Posted at 9:48 PM, Aug 17, 2020

OGDEN, Utah — A waiter at an Ogden restaurant is sharing his story after finding a bigoted message written on a cash tip that was left for him.

“Keeping it in my wallet,” Ashton Bindrup said as he pulled out a wrinkled $5 bill. “I haven’t wanted to turn it into the bank yet, I don’t know how to explain that one.”

The cash has been tucked away in the back of his bifold since his shift at an Ogden restaurant on Saturday.

“I picked it up and was immediately like, ‘Oh, this is written on my tip,’” Bindrup continued.

“It’s shocking,” he said. “It’s not okay.”

The bill was marked in pen with the words, "Get out of America, F**!"

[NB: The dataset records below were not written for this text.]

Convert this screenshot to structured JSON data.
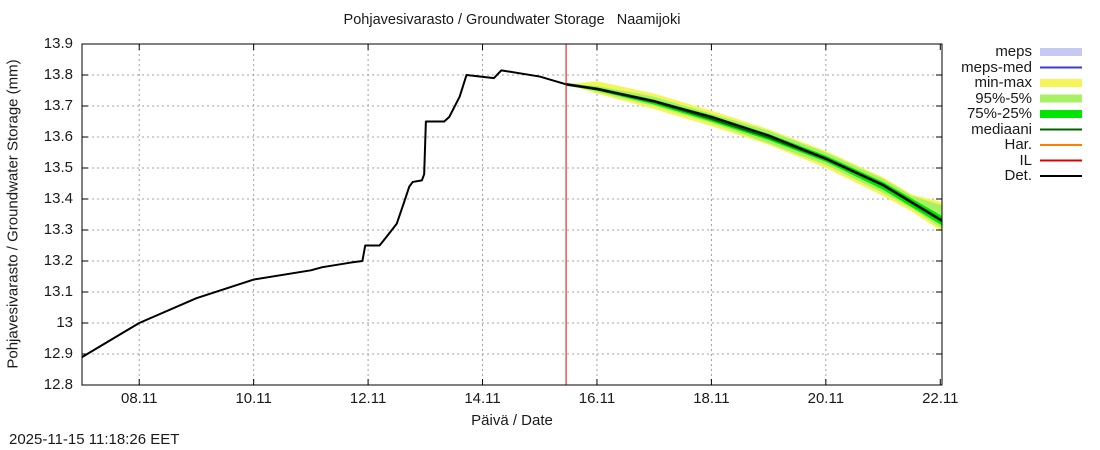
{
  "header": {
    "title": "Pohjavesivarasto / Groundwater Storage   Naamijoki"
  },
  "axes": {
    "ylabel": "Pohjavesivarasto / Groundwater Storage (mm)",
    "xlabel": "Päivä / Date",
    "yticks": [
      "13.9",
      "13.8",
      "13.7",
      "13.6",
      "13.5",
      "13.4",
      "13.3",
      "13.2",
      "13.1",
      "13",
      "12.9",
      "12.8"
    ],
    "xticks": [
      "08.11",
      "10.11",
      "12.11",
      "14.11",
      "16.11",
      "18.11",
      "20.11",
      "22.11"
    ]
  },
  "legend": {
    "items": [
      {
        "label": "meps",
        "color": "#c8c8f5",
        "style": "band"
      },
      {
        "label": "meps-med",
        "color": "#3c3ccc",
        "style": "line"
      },
      {
        "label": "min-max",
        "color": "#f5f55a",
        "style": "band"
      },
      {
        "label": "95%-5%",
        "color": "#a8f064",
        "style": "band"
      },
      {
        "label": "75%-25%",
        "color": "#00e600",
        "style": "band"
      },
      {
        "label": "mediaani",
        "color": "#006400",
        "style": "line"
      },
      {
        "label": "Har.",
        "color": "#ff7f00",
        "style": "line"
      },
      {
        "label": "IL",
        "color": "#e00000",
        "style": "line"
      },
      {
        "label": "Det.",
        "color": "#000000",
        "style": "line"
      }
    ]
  },
  "footer": {
    "timestamp": "2025-11-15 11:18:26 EET"
  },
  "colors": {
    "grid": "#a0a0a0",
    "axis": "#000000",
    "forecast_line": "#e00000"
  },
  "chart_data": {
    "type": "line",
    "title": "Pohjavesivarasto / Groundwater Storage   Naamijoki",
    "xlabel": "Päivä / Date",
    "ylabel": "Pohjavesivarasto / Groundwater Storage (mm)",
    "ylim": [
      12.8,
      13.9
    ],
    "xlim_days": [
      7.0,
      22.03
    ],
    "x_unit": "day of November 2025",
    "grid": true,
    "legend_position": "right",
    "forecast_start_day": 15.46,
    "series": [
      {
        "name": "Det.",
        "x": [
          7.0,
          8.0,
          9.0,
          10.0,
          11.0,
          11.2,
          11.7,
          11.9,
          11.95,
          12.2,
          12.33,
          12.5,
          12.63,
          12.72,
          12.78,
          12.94,
          12.98,
          13.01,
          13.33,
          13.42,
          13.6,
          13.72,
          14.2,
          14.33,
          15.0,
          15.46,
          16.0,
          17.0,
          18.0,
          19.0,
          20.0,
          21.0,
          22.03
        ],
        "values": [
          12.89,
          13.0,
          13.08,
          13.14,
          13.17,
          13.18,
          13.195,
          13.2,
          13.25,
          13.25,
          13.28,
          13.32,
          13.39,
          13.44,
          13.455,
          13.46,
          13.48,
          13.65,
          13.65,
          13.665,
          13.73,
          13.8,
          13.79,
          13.815,
          13.795,
          13.77,
          13.755,
          13.715,
          13.665,
          13.605,
          13.53,
          13.445,
          13.33
        ]
      },
      {
        "name": "mediaani",
        "x": [
          15.46,
          16.0,
          17.0,
          18.0,
          19.0,
          20.0,
          21.0,
          22.03
        ],
        "values": [
          13.77,
          13.755,
          13.715,
          13.66,
          13.6,
          13.53,
          13.445,
          13.33
        ]
      },
      {
        "name": "75%-25%",
        "x": [
          15.46,
          16.0,
          17.0,
          18.0,
          19.0,
          20.0,
          21.0,
          22.03
        ],
        "upper": [
          13.77,
          13.76,
          13.72,
          13.67,
          13.61,
          13.54,
          13.455,
          13.345
        ],
        "lower": [
          13.77,
          13.75,
          13.705,
          13.65,
          13.59,
          13.52,
          13.43,
          13.315
        ]
      },
      {
        "name": "95%-5%",
        "x": [
          15.46,
          16.0,
          17.0,
          18.0,
          19.0,
          20.0,
          21.0,
          21.5,
          22.03
        ],
        "upper": [
          13.77,
          13.765,
          13.73,
          13.675,
          13.62,
          13.55,
          13.465,
          13.41,
          13.38
        ],
        "lower": [
          13.77,
          13.745,
          13.7,
          13.645,
          13.58,
          13.51,
          13.42,
          13.37,
          13.305
        ]
      },
      {
        "name": "min-max",
        "x": [
          15.46,
          16.0,
          17.0,
          18.0,
          19.0,
          20.0,
          21.0,
          21.5,
          22.03
        ],
        "upper": [
          13.77,
          13.78,
          13.74,
          13.685,
          13.625,
          13.555,
          13.47,
          13.415,
          13.39
        ],
        "lower": [
          13.77,
          13.74,
          13.69,
          13.635,
          13.575,
          13.5,
          13.41,
          13.36,
          13.295
        ]
      }
    ]
  }
}
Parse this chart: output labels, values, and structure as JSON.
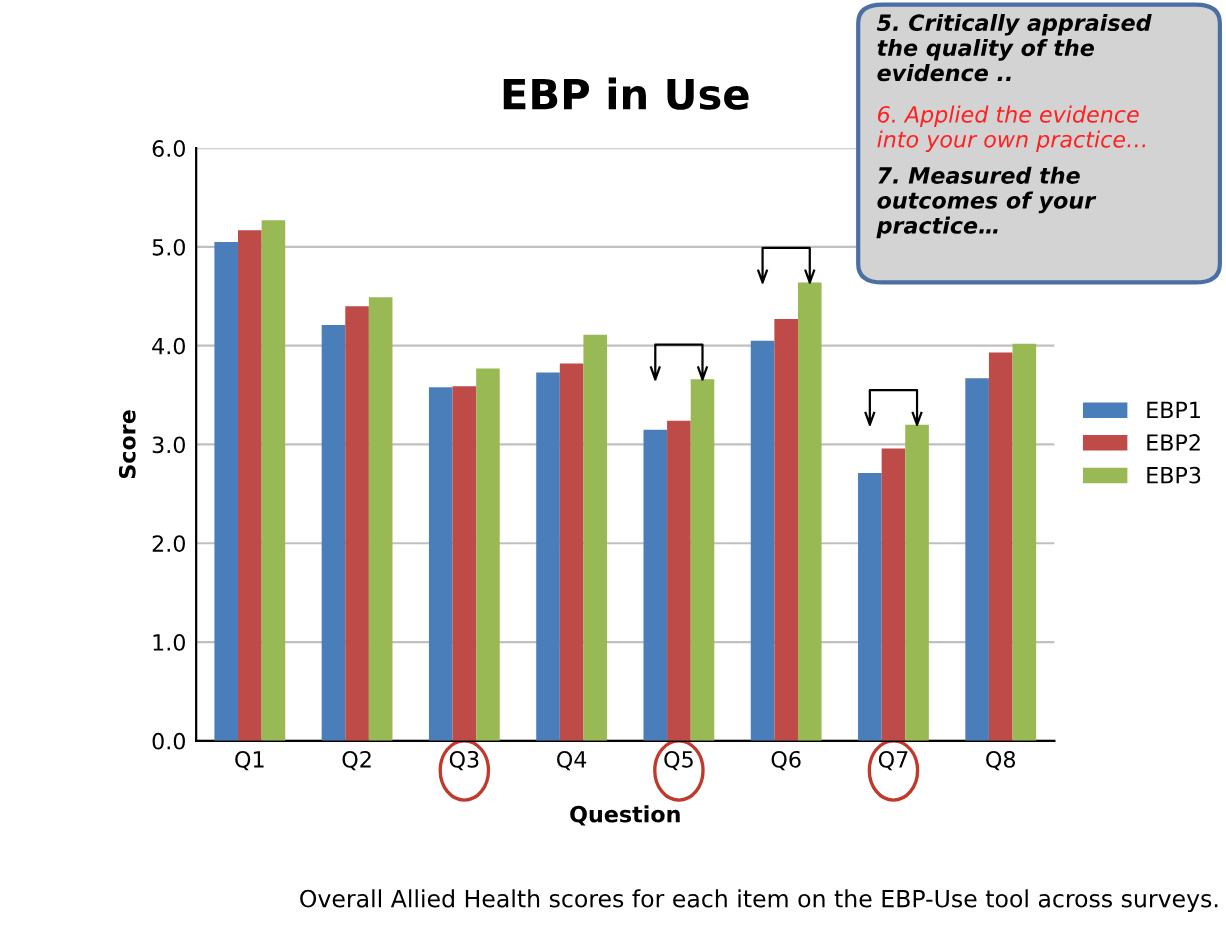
{
  "chart_data": {
    "type": "bar",
    "title": "EBP in Use",
    "xlabel": "Question",
    "ylabel": "Score",
    "categories": [
      "Q1",
      "Q2",
      "Q3",
      "Q4",
      "Q5",
      "Q6",
      "Q7",
      "Q8"
    ],
    "series": [
      {
        "name": "EBP1",
        "color": "#4a7ebb",
        "values": [
          5.05,
          4.21,
          3.58,
          3.73,
          3.15,
          4.05,
          2.71,
          3.67
        ]
      },
      {
        "name": "EBP2",
        "color": "#be4b48",
        "values": [
          5.17,
          4.4,
          3.59,
          3.82,
          3.24,
          4.27,
          2.96,
          3.93
        ]
      },
      {
        "name": "EBP3",
        "color": "#98b954",
        "values": [
          5.27,
          4.49,
          3.77,
          4.11,
          3.66,
          4.64,
          3.2,
          4.02
        ]
      }
    ],
    "ylim": [
      0,
      6
    ],
    "yticks": [
      {
        "value": 0,
        "label": "0.0"
      },
      {
        "value": 1,
        "label": "1.0"
      },
      {
        "value": 2,
        "label": "2.0"
      },
      {
        "value": 3,
        "label": "3.0"
      },
      {
        "value": 4,
        "label": "4.0"
      },
      {
        "value": 5,
        "label": "5.0"
      },
      {
        "value": 6,
        "label": "6.0"
      }
    ],
    "grid": "y",
    "legend": "right",
    "annotations": [
      "5. Critically appraised\nthe quality of the\nevidence ..",
      "6. Applied the evidence\ninto your own practice…",
      "7. Measured the\noutcomes of your\npractice…",
      "Overall Allied Health scores for each item on the EBP-Use tool across surveys."
    ]
  }
}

The message contained a three-letter gay slur, which he said was left behind by three adults — all of whom were wearing "Trump 2020" hats.

Looking back on his interactions with the table, Bindrup believes the group deliberately wrote it on his tip.

“They’d asked me for a pen during the meal,” he explained. “They paid with card, but it was all an electric system so there was no receipt… that’s why I thought it was odd when they asked for the pen.”

“I think if anyone got it, they would think it was hate speech,” Bindrup continued.

Shocked by the encounter, Bindrup posted pictures of the bill to social media writing, “Today I experienced targeted hate.” The post quickly gained traction online.

In the state of Utah, there are penalties for hate crimes. However, written speech is only considered a punishable offense if there is a threat of violence.

The only other recourse that could be taken involves defacing currency.

According to U.S. Code, anyone who defaces a bill so that it is unfit to be reissued can be fined or face six months in jail. The law states:

"Whoever mutilates, cuts, defaces, disfigures, or perforates, or unites or cements together, or does any other thing to any bank bill, draft, note, or other evidence of debt issued by any nationalbanking association, or Federal Reserve bank, or the Federal Reserve System, with intent to render such bank bill, draft, note,or other evidence of debt unfit to be reissued, shall be fined under this title or imprisoned not more than six months, or both."

Since the bill Bindrup received now contains profanity, it can’t be reissued and, arguably, fits the law. Still, he said he’s not chasing legalities.

“I wish that they had said it to my face,” Bindrup continued. “I’m not quick to anger or quick to be offended, but I don’t know. You have to think about that kind of hate. You have to wonder, ‘How does someone get to that point?’”

Now, he’s trying to find silver linings in the black ink.

“They actually tipped me really well,” Bindrup laughed. “It was only a $22 bill and they gave me a five for it, so it was like a 27 percent tip.”

And he's sharing a message of acceptance, even if what’s written on the bill is the opposite.

“It’s a message to me and I think it’s a message to others,” said Bindrup.

“We have to help people become not so biased,” he said. “This needs to be a learning opportunity, above all else, because there’s hate speech out there and we can all do our part to say things differently.”